Dificilmente, teremos algum dia a possibilidade de ver “o filme com as cenas da posse de Getúlio – ‘em três partes longas e nítidas’, como diziam os anúncios nos jornais”, que exibido, na época, nos principais cinemas de Porto Alegre foi “um recorde instantâneo de bilheteria”.

Filmadas talvez por Ítalo Mageroni – Leopoldis, como era conhecido – “infelizmente”, escreveu Paulo Emílio, em 1956, “só uma parte ínfima de sua obra antiga foi preservada”.
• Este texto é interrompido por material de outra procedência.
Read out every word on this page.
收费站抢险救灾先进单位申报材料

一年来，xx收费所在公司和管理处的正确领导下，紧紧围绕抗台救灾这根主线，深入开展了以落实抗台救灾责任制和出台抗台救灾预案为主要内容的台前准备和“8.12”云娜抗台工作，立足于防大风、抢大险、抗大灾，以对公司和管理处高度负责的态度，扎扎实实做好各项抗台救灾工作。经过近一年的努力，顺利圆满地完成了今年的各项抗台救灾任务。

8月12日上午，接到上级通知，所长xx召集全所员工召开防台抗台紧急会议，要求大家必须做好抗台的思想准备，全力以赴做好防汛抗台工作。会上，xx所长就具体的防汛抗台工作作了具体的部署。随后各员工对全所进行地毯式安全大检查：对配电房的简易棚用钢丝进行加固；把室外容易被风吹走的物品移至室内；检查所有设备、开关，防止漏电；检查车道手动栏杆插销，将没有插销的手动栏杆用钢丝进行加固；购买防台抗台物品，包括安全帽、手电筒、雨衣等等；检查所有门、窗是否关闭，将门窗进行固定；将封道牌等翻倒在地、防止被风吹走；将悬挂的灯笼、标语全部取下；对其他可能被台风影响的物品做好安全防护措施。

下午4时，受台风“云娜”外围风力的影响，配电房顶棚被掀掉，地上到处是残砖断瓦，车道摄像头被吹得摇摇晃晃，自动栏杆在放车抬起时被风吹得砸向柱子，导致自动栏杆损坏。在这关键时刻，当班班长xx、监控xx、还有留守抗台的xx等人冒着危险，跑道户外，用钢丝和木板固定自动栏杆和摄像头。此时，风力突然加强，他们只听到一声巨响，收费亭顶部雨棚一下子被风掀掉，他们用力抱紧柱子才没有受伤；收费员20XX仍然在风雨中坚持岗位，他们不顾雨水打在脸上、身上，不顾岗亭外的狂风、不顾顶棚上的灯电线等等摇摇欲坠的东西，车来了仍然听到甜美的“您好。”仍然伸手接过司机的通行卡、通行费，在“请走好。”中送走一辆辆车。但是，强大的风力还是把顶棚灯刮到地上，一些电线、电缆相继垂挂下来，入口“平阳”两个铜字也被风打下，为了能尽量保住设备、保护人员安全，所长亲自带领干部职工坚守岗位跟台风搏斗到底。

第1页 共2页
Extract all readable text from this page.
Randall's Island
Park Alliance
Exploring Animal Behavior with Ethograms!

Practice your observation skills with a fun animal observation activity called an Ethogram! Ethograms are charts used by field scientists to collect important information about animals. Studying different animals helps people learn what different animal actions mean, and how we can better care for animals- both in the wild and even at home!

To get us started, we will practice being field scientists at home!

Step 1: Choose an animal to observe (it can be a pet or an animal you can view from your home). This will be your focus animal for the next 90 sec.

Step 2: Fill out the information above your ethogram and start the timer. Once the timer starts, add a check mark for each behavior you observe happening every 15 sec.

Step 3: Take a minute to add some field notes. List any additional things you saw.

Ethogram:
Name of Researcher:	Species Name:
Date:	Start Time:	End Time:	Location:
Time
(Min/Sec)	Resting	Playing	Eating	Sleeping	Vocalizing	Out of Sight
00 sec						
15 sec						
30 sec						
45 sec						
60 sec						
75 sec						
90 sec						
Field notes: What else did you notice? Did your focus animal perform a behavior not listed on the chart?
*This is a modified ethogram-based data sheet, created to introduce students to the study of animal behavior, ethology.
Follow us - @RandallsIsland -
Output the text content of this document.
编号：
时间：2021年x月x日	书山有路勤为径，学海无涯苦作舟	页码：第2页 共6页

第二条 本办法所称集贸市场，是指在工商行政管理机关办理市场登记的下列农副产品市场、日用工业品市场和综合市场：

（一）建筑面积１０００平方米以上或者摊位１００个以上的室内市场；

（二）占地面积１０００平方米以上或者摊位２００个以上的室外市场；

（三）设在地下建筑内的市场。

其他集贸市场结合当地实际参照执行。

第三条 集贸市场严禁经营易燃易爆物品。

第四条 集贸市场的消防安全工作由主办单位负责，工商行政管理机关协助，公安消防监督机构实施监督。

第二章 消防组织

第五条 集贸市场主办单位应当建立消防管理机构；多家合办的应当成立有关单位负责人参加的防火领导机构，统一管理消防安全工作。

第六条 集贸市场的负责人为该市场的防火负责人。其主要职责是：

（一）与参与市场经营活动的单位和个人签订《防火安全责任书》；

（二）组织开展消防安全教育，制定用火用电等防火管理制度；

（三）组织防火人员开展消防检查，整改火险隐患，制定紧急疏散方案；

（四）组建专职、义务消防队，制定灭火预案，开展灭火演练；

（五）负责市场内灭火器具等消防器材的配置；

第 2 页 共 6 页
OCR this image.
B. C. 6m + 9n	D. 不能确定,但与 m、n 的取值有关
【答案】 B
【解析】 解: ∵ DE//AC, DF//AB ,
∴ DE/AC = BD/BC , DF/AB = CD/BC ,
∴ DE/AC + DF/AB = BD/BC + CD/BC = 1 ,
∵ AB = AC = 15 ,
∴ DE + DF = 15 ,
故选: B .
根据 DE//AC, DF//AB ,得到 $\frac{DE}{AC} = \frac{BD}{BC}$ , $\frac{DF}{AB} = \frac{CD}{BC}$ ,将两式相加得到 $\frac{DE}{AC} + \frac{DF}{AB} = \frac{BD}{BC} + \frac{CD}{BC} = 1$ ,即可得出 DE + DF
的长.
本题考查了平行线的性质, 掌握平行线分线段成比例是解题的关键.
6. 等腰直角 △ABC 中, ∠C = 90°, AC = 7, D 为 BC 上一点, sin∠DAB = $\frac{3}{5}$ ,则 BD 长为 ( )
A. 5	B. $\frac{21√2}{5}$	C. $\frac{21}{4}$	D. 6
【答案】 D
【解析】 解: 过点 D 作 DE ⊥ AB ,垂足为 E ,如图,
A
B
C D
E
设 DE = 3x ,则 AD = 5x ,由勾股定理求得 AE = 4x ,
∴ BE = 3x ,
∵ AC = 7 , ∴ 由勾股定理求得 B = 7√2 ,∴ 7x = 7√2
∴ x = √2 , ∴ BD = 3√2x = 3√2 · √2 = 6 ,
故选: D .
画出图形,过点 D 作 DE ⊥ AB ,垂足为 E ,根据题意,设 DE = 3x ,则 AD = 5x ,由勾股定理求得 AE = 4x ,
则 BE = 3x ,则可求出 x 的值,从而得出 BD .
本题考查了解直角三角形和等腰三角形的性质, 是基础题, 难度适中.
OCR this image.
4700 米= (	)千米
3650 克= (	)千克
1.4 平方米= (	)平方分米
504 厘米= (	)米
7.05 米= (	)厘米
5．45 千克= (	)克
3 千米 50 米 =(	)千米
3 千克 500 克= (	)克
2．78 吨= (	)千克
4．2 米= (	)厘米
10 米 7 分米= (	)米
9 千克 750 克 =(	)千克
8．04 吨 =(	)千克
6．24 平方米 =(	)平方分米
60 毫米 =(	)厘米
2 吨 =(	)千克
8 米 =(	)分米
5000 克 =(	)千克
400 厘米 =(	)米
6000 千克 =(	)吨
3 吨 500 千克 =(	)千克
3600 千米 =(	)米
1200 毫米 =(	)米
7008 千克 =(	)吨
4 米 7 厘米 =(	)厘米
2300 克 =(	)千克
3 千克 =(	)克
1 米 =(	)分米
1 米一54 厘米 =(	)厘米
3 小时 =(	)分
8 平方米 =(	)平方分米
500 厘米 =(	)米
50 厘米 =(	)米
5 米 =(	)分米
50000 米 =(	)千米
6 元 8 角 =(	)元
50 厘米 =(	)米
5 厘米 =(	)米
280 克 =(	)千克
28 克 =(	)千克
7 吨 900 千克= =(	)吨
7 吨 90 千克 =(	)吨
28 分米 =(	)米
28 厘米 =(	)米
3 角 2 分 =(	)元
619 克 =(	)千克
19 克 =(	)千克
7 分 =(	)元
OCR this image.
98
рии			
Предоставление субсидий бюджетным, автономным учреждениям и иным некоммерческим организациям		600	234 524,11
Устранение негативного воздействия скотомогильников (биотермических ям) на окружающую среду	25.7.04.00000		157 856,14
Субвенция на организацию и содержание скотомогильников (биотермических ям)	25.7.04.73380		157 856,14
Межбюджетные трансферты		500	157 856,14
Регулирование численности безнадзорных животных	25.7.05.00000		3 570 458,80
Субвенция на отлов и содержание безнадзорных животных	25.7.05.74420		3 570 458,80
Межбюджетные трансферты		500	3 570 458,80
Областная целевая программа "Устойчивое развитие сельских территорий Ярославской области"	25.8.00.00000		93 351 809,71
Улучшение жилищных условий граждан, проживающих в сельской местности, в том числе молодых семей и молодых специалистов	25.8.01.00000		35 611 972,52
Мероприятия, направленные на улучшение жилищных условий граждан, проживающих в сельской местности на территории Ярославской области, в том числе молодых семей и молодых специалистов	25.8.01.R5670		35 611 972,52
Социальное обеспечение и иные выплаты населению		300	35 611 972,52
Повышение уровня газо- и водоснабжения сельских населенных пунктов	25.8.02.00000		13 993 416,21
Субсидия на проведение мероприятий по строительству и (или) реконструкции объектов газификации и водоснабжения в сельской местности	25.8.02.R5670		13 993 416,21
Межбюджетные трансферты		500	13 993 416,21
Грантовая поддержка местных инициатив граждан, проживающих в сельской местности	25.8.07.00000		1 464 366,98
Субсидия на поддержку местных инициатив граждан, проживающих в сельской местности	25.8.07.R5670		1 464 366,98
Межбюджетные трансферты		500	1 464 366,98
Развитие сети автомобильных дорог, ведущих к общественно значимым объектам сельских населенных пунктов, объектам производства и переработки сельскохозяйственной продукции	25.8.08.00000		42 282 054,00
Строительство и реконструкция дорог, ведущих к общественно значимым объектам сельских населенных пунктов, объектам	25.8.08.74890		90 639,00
Nesse, e em milhares de outros casos, a história sequer teve a possibilidade de transformar o documento filmado em monumento, impedindo a tentativa de revelar algo além da mera aparência das imagens.

Nos posts Desabamento e batuque e Passagem por Tiradentes, publicados em janeiro e fevereiro, fiz referência ao testemunho de Jean Claude Bernardet em que ele diz sentir a morte de Gustavo Dahl “como se desabasse o telhado de casa já antiga que ainda consegue se manter de pé, mas cada vez menos”. E comentei a coincidência de ter acontecido naqueles dias o desabamento de três prédios, no centro do Rio. Na semana seguinte, mencionei nova sincronicidade, ou coincidência – a exibição, na Mostra de Cinema de Tiradentes, do documentário HU, dirigido por Pedro Urano e Joana Traub Cseko, no qual vemos a implosão parcial do elefante branco projetado para ser o hospital universitário da UFRJ.

O que só soube agora, através da matéria da Revista do Globo de domingo é que o escritório de uma produtora de cinema veio abaixo naqueles dias, soterrado pelo desmoranemento de um edifício chamado Liberdade.

O cinema deixou de ser janela privilegiada para conhecer a vida e, uma vez perdida a maior parte do acervo filmado, tornou-se apoio frágil para formar a memória.

Abalados, os alicerces do cinema estão sendo reconstruídos. Sem nostalgia.